Listing ID: 80384
Business Overview
This 14 year old landscape and lawn business services high end homes in Cobb and Cherokee County. A large percentage of the revenue is recurring service work about 80%. There is very little customer turnover somewhere around 7%. Sales have increased every year since inception. Lots of potential for increased sales and price increases.
Financial
- Asking Price: $495,000
- Cash Flow: $210,000
- Gross Revenue: $560,000
- EBITDA: N/A
- FF&E: $25,000
- Inventory: N/A
- Inventory Included: N/A
- Established: 2007
Detailed Information
- Property Owned or Leased:N/A
- Property Included:N/A
- Building Square Footage:N/A
- Lot Size:N/A
- Total Number of Employees:2
- Furniture, Fixtures and Equipment:N/A
The business leases space at a local storage yard and performs office functions from their home. The rent is $250 a month and there is no lease, it is month to month. (Home Based)
The owner is willing to provide up to 21 days for transition upon sale of the business.
The seller is considering new opportunities.
YTD sales are projected to be over $600,000. The business has a good longtime group of core hardworking crews. Revenue is generated in a very dense geographic area which increases profitability. Approximately 80% of the revenue is recurring and the split is 85% residential and 15% commercial.

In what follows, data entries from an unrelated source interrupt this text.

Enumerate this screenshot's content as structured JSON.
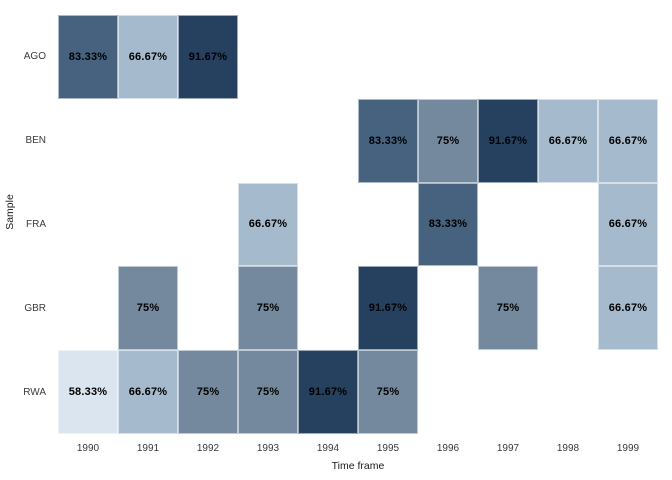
{
  "chart_data": {
    "type": "heatmap",
    "title": "",
    "xlabel": "Time frame",
    "ylabel": "Sample",
    "x_categories": [
      "1990",
      "1991",
      "1992",
      "1993",
      "1994",
      "1995",
      "1996",
      "1997",
      "1998",
      "1999"
    ],
    "y_categories": [
      "AGO",
      "BEN",
      "FRA",
      "GBR",
      "RWA"
    ],
    "cells": [
      {
        "row": "AGO",
        "col": "1990",
        "value": 83.33,
        "label": "83.33%"
      },
      {
        "row": "AGO",
        "col": "1991",
        "value": 66.67,
        "label": "66.67%"
      },
      {
        "row": "AGO",
        "col": "1992",
        "value": 91.67,
        "label": "91.67%"
      },
      {
        "row": "BEN",
        "col": "1995",
        "value": 83.33,
        "label": "83.33%"
      },
      {
        "row": "BEN",
        "col": "1996",
        "value": 75,
        "label": "75%"
      },
      {
        "row": "BEN",
        "col": "1997",
        "value": 91.67,
        "label": "91.67%"
      },
      {
        "row": "BEN",
        "col": "1998",
        "value": 66.67,
        "label": "66.67%"
      },
      {
        "row": "BEN",
        "col": "1999",
        "value": 66.67,
        "label": "66.67%"
      },
      {
        "row": "FRA",
        "col": "1993",
        "value": 66.67,
        "label": "66.67%"
      },
      {
        "row": "FRA",
        "col": "1996",
        "value": 83.33,
        "label": "83.33%"
      },
      {
        "row": "FRA",
        "col": "1999",
        "value": 66.67,
        "label": "66.67%"
      },
      {
        "row": "GBR",
        "col": "1991",
        "value": 75,
        "label": "75%"
      },
      {
        "row": "GBR",
        "col": "1993",
        "value": 75,
        "label": "75%"
      },
      {
        "row": "GBR",
        "col": "1995",
        "value": 91.67,
        "label": "91.67%"
      },
      {
        "row": "GBR",
        "col": "1997",
        "value": 75,
        "label": "75%"
      },
      {
        "row": "GBR",
        "col": "1999",
        "value": 66.67,
        "label": "66.67%"
      },
      {
        "row": "RWA",
        "col": "1990",
        "value": 58.33,
        "label": "58.33%"
      },
      {
        "row": "RWA",
        "col": "1991",
        "value": 66.67,
        "label": "66.67%"
      },
      {
        "row": "RWA",
        "col": "1992",
        "value": 75,
        "label": "75%"
      },
      {
        "row": "RWA",
        "col": "1993",
        "value": 75,
        "label": "75%"
      },
      {
        "row": "RWA",
        "col": "1994",
        "value": 91.67,
        "label": "91.67%"
      },
      {
        "row": "RWA",
        "col": "1995",
        "value": 75,
        "label": "75%"
      }
    ],
    "value_colors": {
      "58.33": "#dae5ef",
      "66.67": "#a5bbcd",
      "75": "#74899d",
      "83.33": "#46627f",
      "91.67": "#26415f"
    },
    "background_color": "#ffffff",
    "grid": false,
    "legend_position": "none"
  }
}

The business does not push for associated sales like hard scapes, sod, irrigation, drainage, tree trimming, etc. With concentrated effort the buyer could increase sales in those areas.
This Business Is Home Based
Additional Info
The company was founded in 2007, making the business 15 years old.
The business has 2 employees and resides in a building with estimated square footage of N/A sq ft.
The real estate is leased by the business for $250 per Month
Why is the Current Owner Selling The Business?
There are all types of reasons why individuals resolve to sell companies. Nonetheless, the real factor and the one they say to you may be 2 completely different things. For instance, they may claim "I have a lot of various commitments" or "I am retiring". For numerous sellers, these reasons stand. But, for some, these might simply be justifications to attempt to conceal the reality of altering demographics, increased competition, current decrease in revenues, or a variety of various other factors. This is why it is very essential that you not rely entirely on a vendor's word, however rather, utilize the seller's answer together with your total due diligence. This will repaint a more realistic picture of the business's current circumstance.
Existing Debts and Future Obligations
If the existing company is in debt, which numerous businesses are, then you will need to consider this when valuating/preparing your deal. Many businesses finance loans with the purpose of covering things like stock, payroll, accounts payable, etc. Bear in mind that occasionally this can indicate that earnings margins are too tight. Lots of organisations fall into a revolving door of taking loans as a way to pay back various other loans. In addition to debts, there may likewise be future commitments to take into consideration. There might be an outstanding lease on equipment or the structure where the business resides. The business might have existing contracts with vendors that have to be fulfilled or may lead to fines if canceled early.
Understanding the Customer Base, Competition and Area Demographics
How do businesses in the area bring in new customers? Many times, companies have repeat customers, which create the core of their day-to-day earnings. Particular elements such as new competition sprouting up around the location, road building and construction, and also employee turnover can influence repeat clients and also adversely influence future incomes. One crucial point to consider is the area of the business. Is it in a very trafficked shopping mall, or is it hidden from the main road? Obviously, the more individuals that see the business regularly, the greater the chance to construct a returning consumer base. A last idea is the basic area demographics. Is the business situated in a largely inhabited city, or is it situated on the outskirts of town? Just how might the regional median household earnings impact future revenue potential?